La notizia poi smentita della chiusura della trattoria Settimio a Campo de Fiori ha riaperto il dibattito più sentito della città: quello sui piatti e i luoghi della tradizione e sul terrore all'idea della loro scomparsa.

di Francesco Longo

Foto di Marco Di Lauro/Getty Images

Il documentario sulla decadenza di Venezia I love Venice testimonia le conseguenze dell’emorragia di abitanti di una città e quindi la sua morte. Un gruppo di veneziani resiste al dominio del turismo e stabilisce che quando il numero dei residenti scenderà sotto i cinquantamila insceneranno il funerale della città. Il numero cala quotidianamente, un conto alla rovescia verso l’abisso finché, raggiunta la quota, celebrano in acqua il funerale di Venezia. Tutte le città, si sa, attraversano cicli di vitalità e decadenza, lo sapeva bene Jane Jacobs che nel 1961 scrisse Vita e morte delle grandi città. Saggio sulle metropoli americane, un classico della sociologia urbana. Ogni città muore per scomparse diverse, residenti, fabbriche, simboli. Il funerale di Roma è diluito, polverizzato, se ne celebra una pezzetto a ogni chiusura di bottega o negozietto, a ogni chiusura di libreria si piange un po’, sebbene lo strazio assoluto sia riservato all’addio di trattorie storiche, pasticcerie aperte da sempre, baretti imbalsamati. Quando cala la saracinesca su polpette, gelati, trippa e pajata, supplì o fiori di zucca fritti è lutto da bandiere a mezz’asta. L’ultima pugnalata è stata la notizia (poi smentita) della chiusura della trattoria Settimio a Campo de Fiori, “amata da Sordi e Tognazzi”. Spadellava piatti della tradizione romana dal 1932, attiva in via del Pellegrino 117. Il primo ad annunciare la sciagura su Twitter è Andrea Salerno, direttore di La7: «Mario e Teresa hanno mollato. Un pezzo di Roma che se ne va. Le polpette più buone del mondo». Nel settembre 2020 l’apocalisse sembrava arrivata con l’annuncio della cessazione di attività – poi ritirata – di Cavalletti, tempio del millefoglie aperto al quartiere Trieste dal 1951. Alla notizia i giornali titolano “Rivolta sui social, parte la raccolta firme”. Il millefoglie era così tanto espressione e vanto della città da ricordare l’estensione dell’Impero romano: veniva chiesto e inviato anche alla Regina Elisabetta (alla morte della regina Elisabetta, Repubblica è tornata in questi giorni proprio a intervistare chi guida oggi l’attività di Cavalletti: «Con la regina Elisabetta perdiamo la nostra cliente più affezionata e prestigiosa»).
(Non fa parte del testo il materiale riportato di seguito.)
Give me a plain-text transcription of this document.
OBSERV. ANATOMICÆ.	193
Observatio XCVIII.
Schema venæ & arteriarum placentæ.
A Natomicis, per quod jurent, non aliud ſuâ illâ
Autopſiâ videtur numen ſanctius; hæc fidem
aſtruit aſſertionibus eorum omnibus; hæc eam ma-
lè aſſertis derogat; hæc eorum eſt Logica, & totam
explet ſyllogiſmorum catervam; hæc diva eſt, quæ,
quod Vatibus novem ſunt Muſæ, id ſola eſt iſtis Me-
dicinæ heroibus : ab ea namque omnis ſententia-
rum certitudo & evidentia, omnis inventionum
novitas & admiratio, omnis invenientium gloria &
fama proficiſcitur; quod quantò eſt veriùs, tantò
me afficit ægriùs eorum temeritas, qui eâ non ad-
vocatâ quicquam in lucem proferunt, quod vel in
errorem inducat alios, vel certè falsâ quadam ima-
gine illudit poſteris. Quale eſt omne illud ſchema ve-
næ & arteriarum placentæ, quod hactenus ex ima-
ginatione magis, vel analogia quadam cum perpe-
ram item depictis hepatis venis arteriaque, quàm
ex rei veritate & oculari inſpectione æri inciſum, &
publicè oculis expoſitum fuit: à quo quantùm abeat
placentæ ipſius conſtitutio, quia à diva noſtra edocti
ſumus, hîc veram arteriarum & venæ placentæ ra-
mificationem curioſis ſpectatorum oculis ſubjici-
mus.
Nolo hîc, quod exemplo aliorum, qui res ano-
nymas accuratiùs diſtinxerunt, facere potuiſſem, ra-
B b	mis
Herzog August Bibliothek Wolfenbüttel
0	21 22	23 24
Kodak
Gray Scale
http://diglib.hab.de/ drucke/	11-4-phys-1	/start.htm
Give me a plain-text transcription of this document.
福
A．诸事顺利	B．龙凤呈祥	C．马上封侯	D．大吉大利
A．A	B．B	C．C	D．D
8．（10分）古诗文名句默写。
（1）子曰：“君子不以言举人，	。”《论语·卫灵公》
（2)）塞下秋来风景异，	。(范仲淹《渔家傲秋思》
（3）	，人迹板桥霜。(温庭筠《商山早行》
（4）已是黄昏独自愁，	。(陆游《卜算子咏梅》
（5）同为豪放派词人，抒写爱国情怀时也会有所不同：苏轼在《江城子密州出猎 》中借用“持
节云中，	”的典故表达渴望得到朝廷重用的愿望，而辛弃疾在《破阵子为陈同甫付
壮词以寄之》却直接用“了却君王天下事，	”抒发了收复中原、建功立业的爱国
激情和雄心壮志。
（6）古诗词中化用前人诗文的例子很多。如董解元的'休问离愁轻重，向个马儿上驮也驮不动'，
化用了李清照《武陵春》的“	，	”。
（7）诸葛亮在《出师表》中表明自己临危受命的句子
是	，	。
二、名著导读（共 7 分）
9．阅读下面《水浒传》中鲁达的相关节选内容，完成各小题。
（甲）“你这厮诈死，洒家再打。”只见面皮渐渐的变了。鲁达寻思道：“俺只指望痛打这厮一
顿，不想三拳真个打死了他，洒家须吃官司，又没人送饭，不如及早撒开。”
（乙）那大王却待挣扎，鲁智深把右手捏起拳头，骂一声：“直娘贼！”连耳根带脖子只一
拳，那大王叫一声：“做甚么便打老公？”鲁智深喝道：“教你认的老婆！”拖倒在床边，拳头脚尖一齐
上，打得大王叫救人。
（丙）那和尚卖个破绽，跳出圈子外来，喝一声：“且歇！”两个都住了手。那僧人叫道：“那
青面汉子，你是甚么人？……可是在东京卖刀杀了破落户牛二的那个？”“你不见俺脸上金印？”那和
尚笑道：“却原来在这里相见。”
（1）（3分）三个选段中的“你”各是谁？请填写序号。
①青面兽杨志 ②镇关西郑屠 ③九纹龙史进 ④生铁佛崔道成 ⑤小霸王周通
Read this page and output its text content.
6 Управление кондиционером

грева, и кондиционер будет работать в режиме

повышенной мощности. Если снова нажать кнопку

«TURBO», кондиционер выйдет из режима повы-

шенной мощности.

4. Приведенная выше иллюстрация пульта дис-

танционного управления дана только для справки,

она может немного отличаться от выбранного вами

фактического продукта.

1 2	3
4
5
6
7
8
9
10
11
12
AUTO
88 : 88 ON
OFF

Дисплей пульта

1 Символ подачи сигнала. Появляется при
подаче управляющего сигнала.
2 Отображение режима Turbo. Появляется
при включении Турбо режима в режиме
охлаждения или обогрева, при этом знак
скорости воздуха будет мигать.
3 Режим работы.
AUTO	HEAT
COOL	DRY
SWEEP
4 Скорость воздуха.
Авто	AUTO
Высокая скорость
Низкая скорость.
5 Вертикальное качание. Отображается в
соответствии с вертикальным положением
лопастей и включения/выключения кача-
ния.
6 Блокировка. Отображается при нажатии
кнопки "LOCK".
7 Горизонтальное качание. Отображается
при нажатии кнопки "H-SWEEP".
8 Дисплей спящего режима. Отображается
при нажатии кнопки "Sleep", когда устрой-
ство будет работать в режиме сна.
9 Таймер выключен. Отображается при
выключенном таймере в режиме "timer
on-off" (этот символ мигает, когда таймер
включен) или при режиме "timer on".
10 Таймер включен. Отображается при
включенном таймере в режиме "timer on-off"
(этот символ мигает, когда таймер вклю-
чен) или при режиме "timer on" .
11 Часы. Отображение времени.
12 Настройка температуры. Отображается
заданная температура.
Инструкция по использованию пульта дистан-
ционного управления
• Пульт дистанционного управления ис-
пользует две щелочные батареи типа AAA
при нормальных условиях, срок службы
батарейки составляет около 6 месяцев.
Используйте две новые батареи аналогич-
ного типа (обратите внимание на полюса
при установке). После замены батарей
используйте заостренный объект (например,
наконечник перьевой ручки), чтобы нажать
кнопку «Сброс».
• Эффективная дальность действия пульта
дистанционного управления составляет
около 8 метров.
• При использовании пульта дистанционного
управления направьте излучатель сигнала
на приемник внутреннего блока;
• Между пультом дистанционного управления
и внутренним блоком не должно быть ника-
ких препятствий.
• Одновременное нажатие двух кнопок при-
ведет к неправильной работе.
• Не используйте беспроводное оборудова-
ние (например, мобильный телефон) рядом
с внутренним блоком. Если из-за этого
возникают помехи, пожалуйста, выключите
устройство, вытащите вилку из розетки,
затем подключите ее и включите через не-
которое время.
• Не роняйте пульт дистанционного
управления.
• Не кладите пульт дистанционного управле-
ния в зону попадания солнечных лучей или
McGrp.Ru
Le conversazioni tra romani – in cene, spiagge, rifugi alpini, ma anche sale d’aspetto o riunioni – avvengono spesso su un piano inclinato in cui è molto facile che si finisca a discutere su dove si mangiano i supplì più buoni di Roma, la pizza bianca più buona di Roma, la granita di caffè più buona, etc. Ci si divide sempre in fazioni e in tifoserie e gli elenchi di forni e bettole vengono snocciolati come costellazioni che disegnano una carta gastronomica della città, mappa di cui ognuno ritiene di possedere l’unica copia originale. I punti cardinali sono il tiramisù di Pompi, il “quagliaro” del Quarticciolo, i filetti di baccalà vicino Campo de’ Fiori, la crostata ricotta e visciole al Ghetto, la pizza dell’obitorio a Trastevere. Pare che gli unici monumenti apprezzati dai romani siano grattacheccari, cornettari, cocomerari. Il più delle volte, per questi paradisi tanto decantati, si tratta di locali angusti, privi di insegne esterne, con nomi che non coincidono mai con i veri titoli commerciali, con arredi spartani, camerieri sfrontati se non burberi, gestiti di solito da proprietari decrepiti, con foto di attori ormai deceduti, luoghi riconoscibili solo per la fila fuori, la folla in perenne attesa del momento d’estasi collettiva in cui si sforna un calzone o un pomodoro col riso. Eppure ognuno di questi ristori è emblema della romanità, e questo basta.

Raccontava con precisione questa mania romana dell’attaccamento ai sapori e agli spazi di questi piatti e alla loro tremenda scomparsa una pagina del romanzo La casa di Roma di Pierluigi Battista. A proposito del quartiere Prati, disseminato di caffetterie con tavolini all’aperto, li descriveva «frequentati con la stessa devozione riservata ai pellegrinaggi a un santuario, che per noi hanno quasi formato una ideale geografia del gusto e dei sapori attraverso le specialità da tutti conosciute e apprezzate, una mappa di delizie destinata a restare nostalgicamente nella memoria di chi prima o poi è costretto dalle circostanze della vita ad allontanarsi da quei luoghi: le tartine di Antonini, i cornetti di Faggiani, la granita di caffè con panna di Pontisso, i calzoni fritti di Franchi su via Cola di Rienzo, i gelati di Giolitti (ora sparito) a via Settembrini, i tramezzini di Vanni, i salumi di Ercoli, i marron glacé artigianali di via Paolo Emilio». Di questa religione ognuno conosce le sue preghiere e le sue chiese.

Anche ora che la città è foderata di pokerie, anche oggi in cui le strade sono invase da raider per il sushi da asporto, per hamburger o piatti vegani, ora che in pausa pranzo vengono presi d’assalto kebabbari e raviolerie cinesi, il romano non si vergognerà di confessare che darebbe tutta la cucina internazionale in cambio di una carbonara, e nonostante l’amore per piatti thailandesi e giapponesi a mezzanotte e tre nessuno rifiuterà mai una spaghettata aglio olio e peperoncino. Le città vivono e muoiono, come i re e le regine, ma se Carlo III decidesse di voler conquistare i romani non dovrebbe fare altro che confermare l’ordine del millefoglie di Cavalletti. C’è sempre un posto libero – un posto a tavola – per l’ottavo re di Roma.